Monday, May 21, 2007

A Goodbye to a Friend

Yesterday was a little bit of a sad day for me, but also a little bit of a happy day. I really saw just how much our memory lives on through the good deeds we've done, and through those things which we've left behind that can continue to help inspire and heal other people. I've met many people through my journey of recovery; some have been deeply caring, sensitive, real people and some, well, no so much. Amy "Turner" Tunick falls into the first category. She was one of those people whose very presence made you feel happy. She wrote a weekly peice called "The Feel Good" column for the Sun Times here in South Florida; I used to grab the paper just to read her column; often that's all I would read in the paper, since I rarely have time these days to read a paper from cover to cover! Her column focused on positivity and hope, even throughout her fight with pancreatic cancer.

Yesterday my family and I attended a book signing for Feeling Good-Even Through Cancer which Amy was working on and which was released postumously. Her Mom and best friend were there to sign the book, and the event was attended by her friends and family, and anyone else whose lives were touched by this wonderful woman who wished to come by, buy her book and socialize a bit. I was only able to read a few passages while I was at the event. When I first picked it up and saw her picture and began reading I couldn't hold back the tears. I knew Amy before she got sick; I'd talked with her a little bit about her hopes and dreams for the future, and I felt heartbroken that some of those dreams (ones that came true for me) could not be realized for her. She was such a sweet, talented, kind person that it's still difficult for me to believe that she is no longer on this side of the veil between the worlds. After I got home, however, I thought about all of the amazing things she had accomplished in her life. She moved to LA as a young woman to pursue a career in acting and was involved in the show biz industry for many years. She loved animals and supported at least two causes for dogs that I know about. She wrote her column every week, a writing that touched so many people. She was a vegetarian. She championed for pancreatic cancer research when she got sick; she didn't just lay down and accept the prognosis that was given to her (many pancreatic cancer patients don't live past three to five months), instead facing her illness head on and doing everything within her power to beat it. She tried to remain optomistic and retained her sense of humor, even when the going got rough. Even when the outcome seemed to be turning bleak. I believe it was this inner strength and determination, and her attitude of positivity and hopefulness and action, as well as having a good spiritual base, having some phenomenal doctors and the prayers offered by many friends and family members, which enabled her to live for 32 months, much longer than her doctors probably originally thought she would.
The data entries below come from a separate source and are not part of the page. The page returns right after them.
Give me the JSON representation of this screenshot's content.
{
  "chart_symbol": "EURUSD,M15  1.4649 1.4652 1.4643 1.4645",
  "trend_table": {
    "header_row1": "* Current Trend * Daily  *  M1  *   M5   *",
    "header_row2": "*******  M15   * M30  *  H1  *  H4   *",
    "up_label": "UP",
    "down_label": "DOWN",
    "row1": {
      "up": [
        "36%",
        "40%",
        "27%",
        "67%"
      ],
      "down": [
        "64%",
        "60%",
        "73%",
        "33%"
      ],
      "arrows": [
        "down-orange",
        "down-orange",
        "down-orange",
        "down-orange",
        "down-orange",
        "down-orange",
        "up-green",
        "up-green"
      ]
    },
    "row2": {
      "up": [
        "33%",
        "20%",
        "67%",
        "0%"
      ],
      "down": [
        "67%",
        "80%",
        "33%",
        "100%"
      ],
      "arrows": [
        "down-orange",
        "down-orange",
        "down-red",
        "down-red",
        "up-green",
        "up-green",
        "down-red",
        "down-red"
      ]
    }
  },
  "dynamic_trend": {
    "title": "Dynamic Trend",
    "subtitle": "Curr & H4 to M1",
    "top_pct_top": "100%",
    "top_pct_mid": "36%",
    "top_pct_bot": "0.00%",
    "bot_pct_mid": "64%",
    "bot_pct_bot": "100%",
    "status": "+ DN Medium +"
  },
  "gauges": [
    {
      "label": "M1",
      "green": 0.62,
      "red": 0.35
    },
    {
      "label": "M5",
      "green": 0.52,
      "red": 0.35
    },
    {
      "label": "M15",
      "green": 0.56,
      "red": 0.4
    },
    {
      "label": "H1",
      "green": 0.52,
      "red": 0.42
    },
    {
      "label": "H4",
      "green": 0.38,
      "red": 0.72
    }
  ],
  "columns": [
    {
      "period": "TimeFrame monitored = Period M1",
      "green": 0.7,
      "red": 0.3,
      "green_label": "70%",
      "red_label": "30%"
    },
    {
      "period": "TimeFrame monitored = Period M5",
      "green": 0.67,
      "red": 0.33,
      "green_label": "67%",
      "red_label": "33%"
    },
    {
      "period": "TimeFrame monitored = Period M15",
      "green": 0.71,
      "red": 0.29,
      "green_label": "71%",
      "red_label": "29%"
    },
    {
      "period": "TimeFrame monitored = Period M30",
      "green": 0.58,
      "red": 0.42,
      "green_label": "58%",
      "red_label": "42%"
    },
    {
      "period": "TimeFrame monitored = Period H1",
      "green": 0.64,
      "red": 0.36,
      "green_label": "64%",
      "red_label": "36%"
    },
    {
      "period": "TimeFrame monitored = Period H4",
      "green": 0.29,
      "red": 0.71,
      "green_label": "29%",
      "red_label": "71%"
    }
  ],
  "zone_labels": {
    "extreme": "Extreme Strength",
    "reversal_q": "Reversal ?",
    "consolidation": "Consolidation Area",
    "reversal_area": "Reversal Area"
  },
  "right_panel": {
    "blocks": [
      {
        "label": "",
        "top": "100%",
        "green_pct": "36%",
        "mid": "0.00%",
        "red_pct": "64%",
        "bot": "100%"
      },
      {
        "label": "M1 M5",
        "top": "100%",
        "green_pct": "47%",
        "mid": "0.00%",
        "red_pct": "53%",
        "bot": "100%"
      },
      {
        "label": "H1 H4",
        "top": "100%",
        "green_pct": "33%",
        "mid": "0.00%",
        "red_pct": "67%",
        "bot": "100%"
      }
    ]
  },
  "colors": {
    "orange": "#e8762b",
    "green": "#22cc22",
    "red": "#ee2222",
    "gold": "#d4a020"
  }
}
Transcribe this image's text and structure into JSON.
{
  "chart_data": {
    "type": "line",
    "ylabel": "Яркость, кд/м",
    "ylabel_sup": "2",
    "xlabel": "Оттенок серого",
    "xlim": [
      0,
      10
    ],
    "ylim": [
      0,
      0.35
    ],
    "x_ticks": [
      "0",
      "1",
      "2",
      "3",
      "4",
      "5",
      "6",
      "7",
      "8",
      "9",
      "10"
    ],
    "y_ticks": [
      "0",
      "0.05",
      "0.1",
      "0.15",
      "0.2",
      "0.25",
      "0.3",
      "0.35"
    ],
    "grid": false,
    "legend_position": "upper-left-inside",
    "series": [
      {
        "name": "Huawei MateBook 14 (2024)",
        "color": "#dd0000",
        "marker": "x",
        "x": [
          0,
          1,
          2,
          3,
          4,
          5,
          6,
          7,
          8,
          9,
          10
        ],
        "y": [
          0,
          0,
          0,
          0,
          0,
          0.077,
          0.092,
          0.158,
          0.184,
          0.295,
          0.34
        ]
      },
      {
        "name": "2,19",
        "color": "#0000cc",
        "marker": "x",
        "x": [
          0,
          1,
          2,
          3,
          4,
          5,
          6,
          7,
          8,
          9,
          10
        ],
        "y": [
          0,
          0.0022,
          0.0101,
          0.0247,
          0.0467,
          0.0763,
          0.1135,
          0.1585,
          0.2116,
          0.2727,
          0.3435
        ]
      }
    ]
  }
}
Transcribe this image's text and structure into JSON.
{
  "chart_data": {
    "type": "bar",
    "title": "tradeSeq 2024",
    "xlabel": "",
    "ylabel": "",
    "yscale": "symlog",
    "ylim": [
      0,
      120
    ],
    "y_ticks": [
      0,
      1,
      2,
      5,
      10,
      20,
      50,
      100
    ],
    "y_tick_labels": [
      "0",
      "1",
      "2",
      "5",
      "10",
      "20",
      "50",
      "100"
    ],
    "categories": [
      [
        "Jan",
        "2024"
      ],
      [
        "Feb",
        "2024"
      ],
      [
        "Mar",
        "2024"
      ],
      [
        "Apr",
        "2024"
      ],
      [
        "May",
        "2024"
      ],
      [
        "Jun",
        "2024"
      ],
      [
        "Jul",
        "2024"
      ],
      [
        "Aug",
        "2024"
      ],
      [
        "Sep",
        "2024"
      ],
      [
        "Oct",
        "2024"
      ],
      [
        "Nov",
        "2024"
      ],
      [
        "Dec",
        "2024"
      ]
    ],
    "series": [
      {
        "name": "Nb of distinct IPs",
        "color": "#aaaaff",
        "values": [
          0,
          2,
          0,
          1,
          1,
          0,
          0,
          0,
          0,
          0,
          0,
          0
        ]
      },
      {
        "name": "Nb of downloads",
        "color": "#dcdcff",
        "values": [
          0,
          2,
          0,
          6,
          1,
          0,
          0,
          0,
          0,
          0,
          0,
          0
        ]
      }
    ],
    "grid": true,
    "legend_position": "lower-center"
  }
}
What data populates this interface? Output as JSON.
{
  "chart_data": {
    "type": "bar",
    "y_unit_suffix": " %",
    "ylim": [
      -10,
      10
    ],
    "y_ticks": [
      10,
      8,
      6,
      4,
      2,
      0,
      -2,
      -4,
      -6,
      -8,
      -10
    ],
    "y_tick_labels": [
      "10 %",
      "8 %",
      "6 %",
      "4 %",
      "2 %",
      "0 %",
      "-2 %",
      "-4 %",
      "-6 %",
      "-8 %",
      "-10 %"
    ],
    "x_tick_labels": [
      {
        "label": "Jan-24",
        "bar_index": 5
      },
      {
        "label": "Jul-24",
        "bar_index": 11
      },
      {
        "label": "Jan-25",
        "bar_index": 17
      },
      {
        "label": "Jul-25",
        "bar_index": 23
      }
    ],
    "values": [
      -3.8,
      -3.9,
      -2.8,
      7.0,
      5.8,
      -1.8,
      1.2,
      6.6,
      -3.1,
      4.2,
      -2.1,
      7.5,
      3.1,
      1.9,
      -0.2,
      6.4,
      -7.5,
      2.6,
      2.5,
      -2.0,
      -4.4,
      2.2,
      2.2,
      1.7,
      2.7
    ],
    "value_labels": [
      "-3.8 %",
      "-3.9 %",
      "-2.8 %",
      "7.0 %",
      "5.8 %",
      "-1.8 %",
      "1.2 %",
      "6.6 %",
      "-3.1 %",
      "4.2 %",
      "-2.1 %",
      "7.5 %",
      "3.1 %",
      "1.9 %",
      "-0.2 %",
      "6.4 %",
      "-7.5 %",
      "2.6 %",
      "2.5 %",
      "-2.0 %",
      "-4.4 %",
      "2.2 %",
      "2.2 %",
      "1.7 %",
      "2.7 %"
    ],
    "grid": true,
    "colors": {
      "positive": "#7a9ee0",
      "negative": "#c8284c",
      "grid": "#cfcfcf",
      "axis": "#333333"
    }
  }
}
Amy inspires me. I awoke this morning with a sense of gratitude such that I have not had for quite some time. I feel able to go forward and follow my own dreams, I feel that they are possible because I see what she accomplished in her life; I see how she never gave up hope, never stopped trying. I see how little time we all really have in this world and how precious that time is.

Sometimes, though, it's still hard to believe that she is gone from us. I guess, in some sense, she isn't gone from us, at least not one hundred percent. She is still here, cheering us on, leaving us her legacy of kindness, optimism, humor, and hope. Thanks, Amy.

1 comment:

AndyT13 said...

Gah. Love you dear but these last two posts are not helping my state of mind LOL. Not that they were meant to. I'm scared out of my fucking wits right now. I am practically paralyzed with fear.
Strange no? Anyway, meh. I hope you're feeling better. Sorry about your friend.